Sadece günlük hayatımızdaki bir problem ile bile baş edebilmek için bazen destek duyduğumuz bu süreçte bir ses, bir dokunuş işte bu yüzden oldukça değerlidir. Genellikle insan kaynakları departmanı içinde bulunan psikologlar, bu görevde örgüt dayanışması içinse oldukça elzemdir.
Diğer yandan işe alım süreçlerinde de doğru adayı doğru pozisyona yerleştirme, kariyer ve performans planlaması gerçekleştirme, performans değerlendirme süreçlerini doğru bir şekilde yürütme gibi konularda da psikologlar ve uyguladıkları psikolojik ölçüm teknikleri bir firmanın ilerlemesi ve kurumsal dünyada yer edinmesine yardımcı olur.
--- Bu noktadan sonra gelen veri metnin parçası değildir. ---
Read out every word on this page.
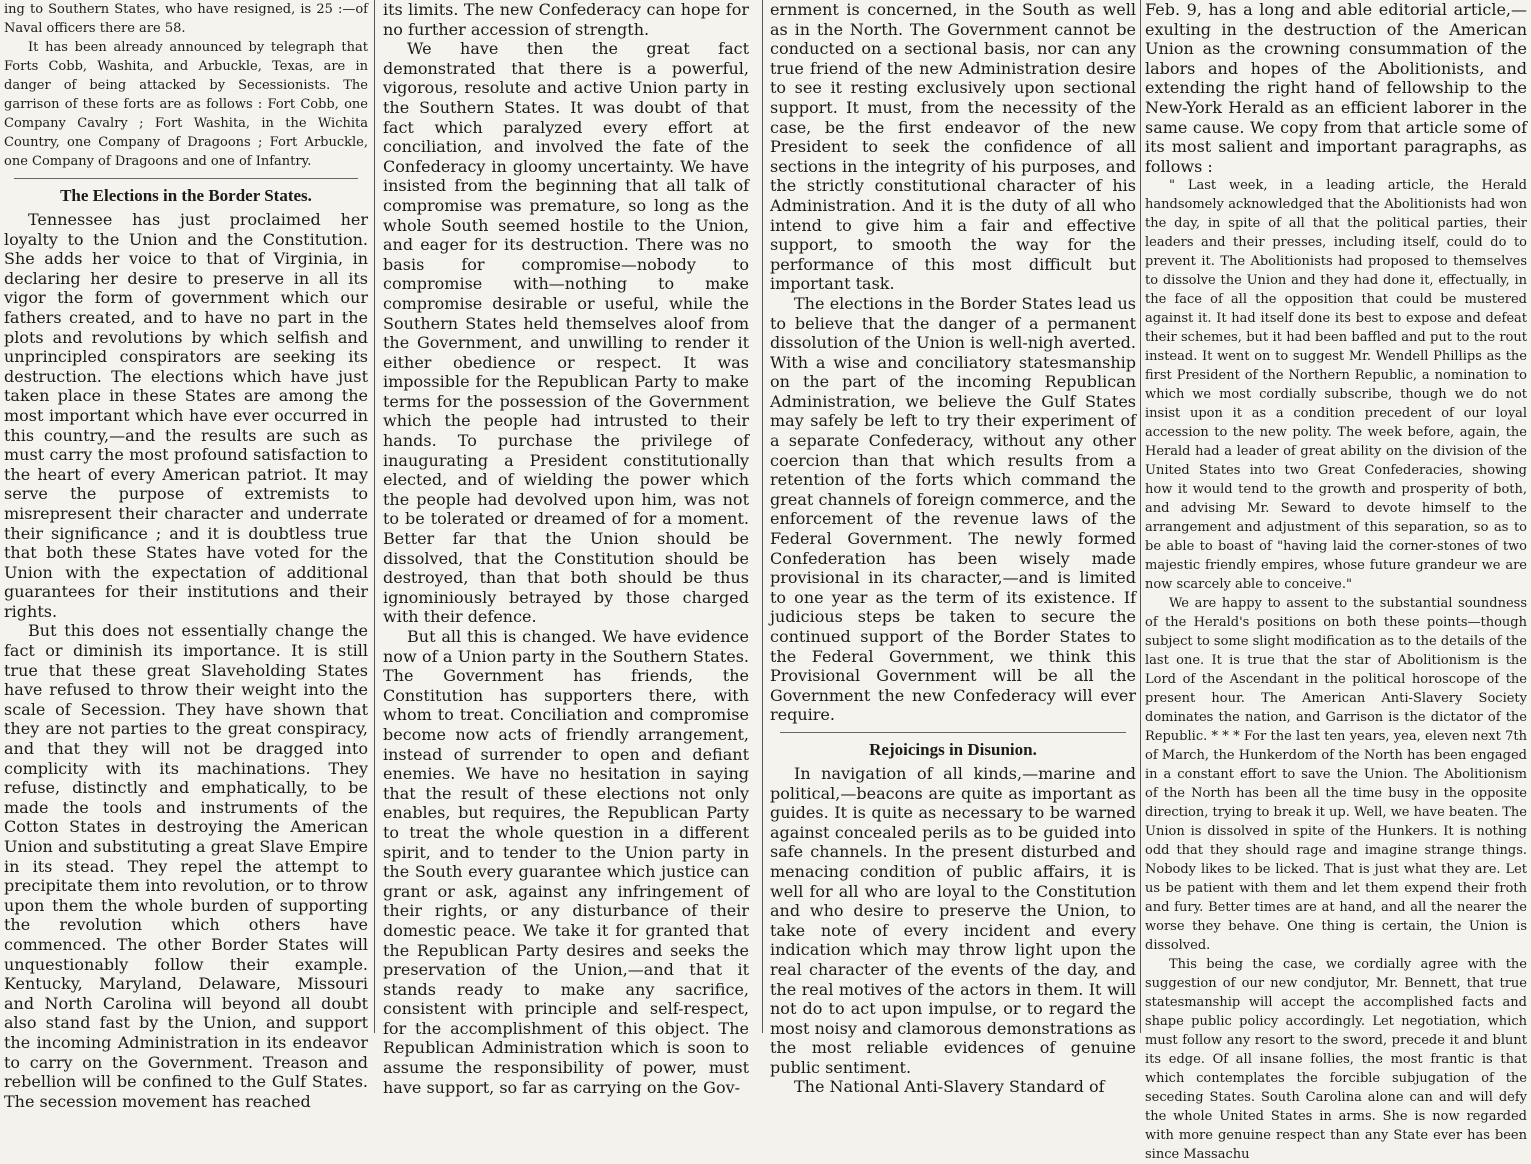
ing to Southern States, who have resigned, is 25 :—of Naval officers there are 58.

It has been already announced by telegraph that Forts Cobb, Washita, and Arbuckle, Texas, are in danger of being attacked by Secessionists. The garrison of these forts are as follows : Fort Cobb, one Company Cavalry ; Fort Washita, in the Wichita Country, one Company of Dragoons ; Fort Arbuckle, one Company of Dragoons and one of Infantry.

The Elections in the Border States.

Tennessee has just proclaimed her loyalty to the Union and the Constitution. She adds her voice to that of Virginia, in declaring her desire to preserve in all its vigor the form of government which our fathers created, and to have no part in the plots and revolutions by which selfish and unprincipled conspirators are seeking its destruction. The elections which have just taken place in these States are among the most important which have ever occurred in this country,—and the results are such as must carry the most profound satisfaction to the heart of every American patriot. It may serve the purpose of extremists to misrepresent their character and underrate their significance ; and it is doubtless true that both these States have voted for the Union with the expectation of additional guarantees for their institutions and their rights.

But this does not essentially change the fact or diminish its importance. It is still true that these great Slaveholding States have refused to throw their weight into the scale of Secession. They have shown that they are not parties to the great conspiracy, and that they will not be dragged into complicity with its machinations. They refuse, distinctly and emphatically, to be made the tools and instruments of the Cotton States in destroying the American Union and substituting a great Slave Empire in its stead. They repel the attempt to precipitate them into revolution, or to throw upon them the whole burden of supporting the revolution which others have commenced. The other Border States will unquestionably follow their example. Kentucky, Maryland, Delaware, Missouri and North Carolina will beyond all doubt also stand fast by the Union, and support the incoming Administration in its endeavor to carry on the Government. Treason and rebellion will be confined to the Gulf States. The secession movement has reached

its limits. The new Confederacy can hope for no further accession of strength.

We have then the great fact demonstrated that there is a powerful, vigorous, resolute and active Union party in the Southern States. It was doubt of that fact which paralyzed every effort at conciliation, and involved the fate of the Confederacy in gloomy uncertainty. We have insisted from the beginning that all talk of compromise was premature, so long as the whole South seemed hostile to the Union, and eager for its destruction. There was no basis for compromise—nobody to compromise with—nothing to make compromise desirable or useful, while the Southern States held themselves aloof from the Government, and unwilling to render it either obedience or respect. It was impossible for the Republican Party to make terms for the possession of the Government which the people had intrusted to their hands. To purchase the privilege of inaugurating a President constitutionally elected, and of wielding the power which the people had devolved upon him, was not to be tolerated or dreamed of for a moment. Better far that the Union should be dissolved, that the Constitution should be destroyed, than that both should be thus ignominiously betrayed by those charged with their defence.

But all this is changed. We have evidence now of a Union party in the Southern States. The Government has friends, the Constitution has supporters there, with whom to treat. Conciliation and compromise become now acts of friendly arrangement, instead of surrender to open and defiant enemies. We have no hesitation in saying that the result of these elections not only enables, but requires, the Republican Party to treat the whole question in a different spirit, and to tender to the Union party in the South every guarantee which justice can grant or ask, against any infringement of their rights, or any disturbance of their domestic peace. We take it for granted that the Republican Party desires and seeks the preservation of the Union,—and that it stands ready to make any sacrifice, consistent with principle and self-respect, for the accomplishment of this object. The Republican Administration which is soon to assume the responsibility of power, must have support, so far as carrying on the Gov-

ernment is concerned, in the South as well as in the North. The Government cannot be conducted on a sectional basis, nor can any true friend of the new Administration desire to see it resting exclusively upon sectional support. It must, from the necessity of the case, be the first endeavor of the new President to seek the confidence of all sections in the integrity of his purposes, and the strictly constitutional character of his Administration. And it is the duty of all who intend to give him a fair and effective support, to smooth the way for the performance of this most difficult but important task.

The elections in the Border States lead us to believe that the danger of a permanent dissolution of the Union is well-nigh averted. With a wise and conciliatory statesmanship on the part of the incoming Republican Administration, we believe the Gulf States may safely be left to try their experiment of a separate Confederacy, without any other coercion than that which results from a retention of the forts which command the great channels of foreign commerce, and the enforcement of the revenue laws of the Federal Government. The newly formed Confederation has been wisely made provisional in its character,—and is limited to one year as the term of its existence. If judicious steps be taken to secure the continued support of the Border States to the Federal Government, we think this Provisional Government will be all the Government the new Confederacy will ever require.

Rejoicings in Disunion.

In navigation of all kinds,—marine and political,—beacons are quite as important as guides. It is quite as necessary to be warned against concealed perils as to be guided into safe channels. In the present disturbed and menacing condition of public affairs, it is well for all who are loyal to the Constitution and who desire to preserve the Union, to take note of every incident and every indication which may throw light upon the real character of the events of the day, and the real motives of the actors in them. It will not do to act upon impulse, or to regard the most noisy and clamorous demonstrations as the most reliable evidences of genuine public sentiment.

The National Anti-Slavery Standard of

Feb. 9, has a long and able editorial article,—exulting in the destruction of the American Union as the crowning consummation of the labors and hopes of the Abolitionists, and extending the right hand of fellowship to the New-York Herald as an efficient laborer in the same cause. We copy from that article some of its most salient and important paragraphs, as follows :

" Last week, in a leading article, the Herald handsomely acknowledged that the Abolitionists had won the day, in spite of all that the political parties, their leaders and their presses, including itself, could do to prevent it. The Abolitionists had proposed to themselves to dissolve the Union and they had done it, effectually, in the face of all the opposition that could be mustered against it. It had itself done its best to expose and defeat their schemes, but it had been baffled and put to the rout instead. It went on to suggest Mr. Wendell Phillips as the first President of the Northern Republic, a nomination to which we most cordially subscribe, though we do not insist upon it as a condition precedent of our loyal accession to the new polity. The week before, again, the Herald had a leader of great ability on the division of the United States into two Great Confederacies, showing how it would tend to the growth and prosperity of both, and advising Mr. Seward to devote himself to the arrangement and adjustment of this separation, so as to be able to boast of "having laid the corner-stones of two majestic friendly empires, whose future grandeur we are now scarcely able to conceive."

We are happy to assent to the substantial soundness of the Herald's positions on both these points—though subject to some slight modification as to the details of the last one. It is true that the star of Abolitionism is the Lord of the Ascendant in the political horoscope of the present hour. The American Anti-Slavery Society dominates the nation, and Garrison is the dictator of the Republic. * * * For the last ten years, yea, eleven next 7th of March, the Hunkerdom of the North has been engaged in a constant effort to save the Union. The Abolitionism of the North has been all the time busy in the opposite direction, trying to break it up. Well, we have beaten. The Union is dissolved in spite of the Hunkers. It is nothing odd that they should rage and imagine strange things. Nobody likes to be licked. That is just what they are. Let us be patient with them and let them expend their froth and fury. Better times are at hand, and all the nearer the worse they behave. One thing is certain, the Union is dissolved.

This being the case, we cordially agree with the suggestion of our new condjutor, Mr. Bennett, that true statesmanship will accept the accomplished facts and shape public policy accordingly. Let negotiation, which must follow any resort to the sword, precede it and blunt its edge. Of all insane follies, the most frantic is that which contemplates the forcible subjugation of the seceding States. South Carolina alone can and will defy the whole United States in arms. She is now regarded with more genuine respect than any State ever has been since Massachu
Çalışan eğitimi gibi dikkat edilmesi gereken konularda psikologlar tarafından gerçekleştirilen bu test ve ölçüm teknikleri, yapılacak eğitimden maksimum verimi sağlar.
Buraya kadar yüzeysel olarak insan kaynakları ve psikologların ilişkisine değinmiş olduk. Tabii ki de konu üzerine konuşulması gereken çok fazla şey var. İlerleyen yazılarımızda tekrardan buluşacağız.
Herkese yaz tadında güzel günler dilerim.
Kaynakça
Akduman, G., Duran, N. (2017). Organizasyonlarda çalışan mutluluğunun önemi ve insan kaynaklarında yeni bir kavram: Mutluluk departmanı. Uluslararası Sosyal Araştırmalar Kongresi (USAK’17). Cilt 1⁄4. 29-39.
Ağtaş, E. (2021). Psikolojik dayanıklılık kavramının insan kaynakları yönetimi açısından önemi.
Nurlan, S.R. (2021). Google şirketinin insan kaynakları yönetimi. Sociological Sciences. 463.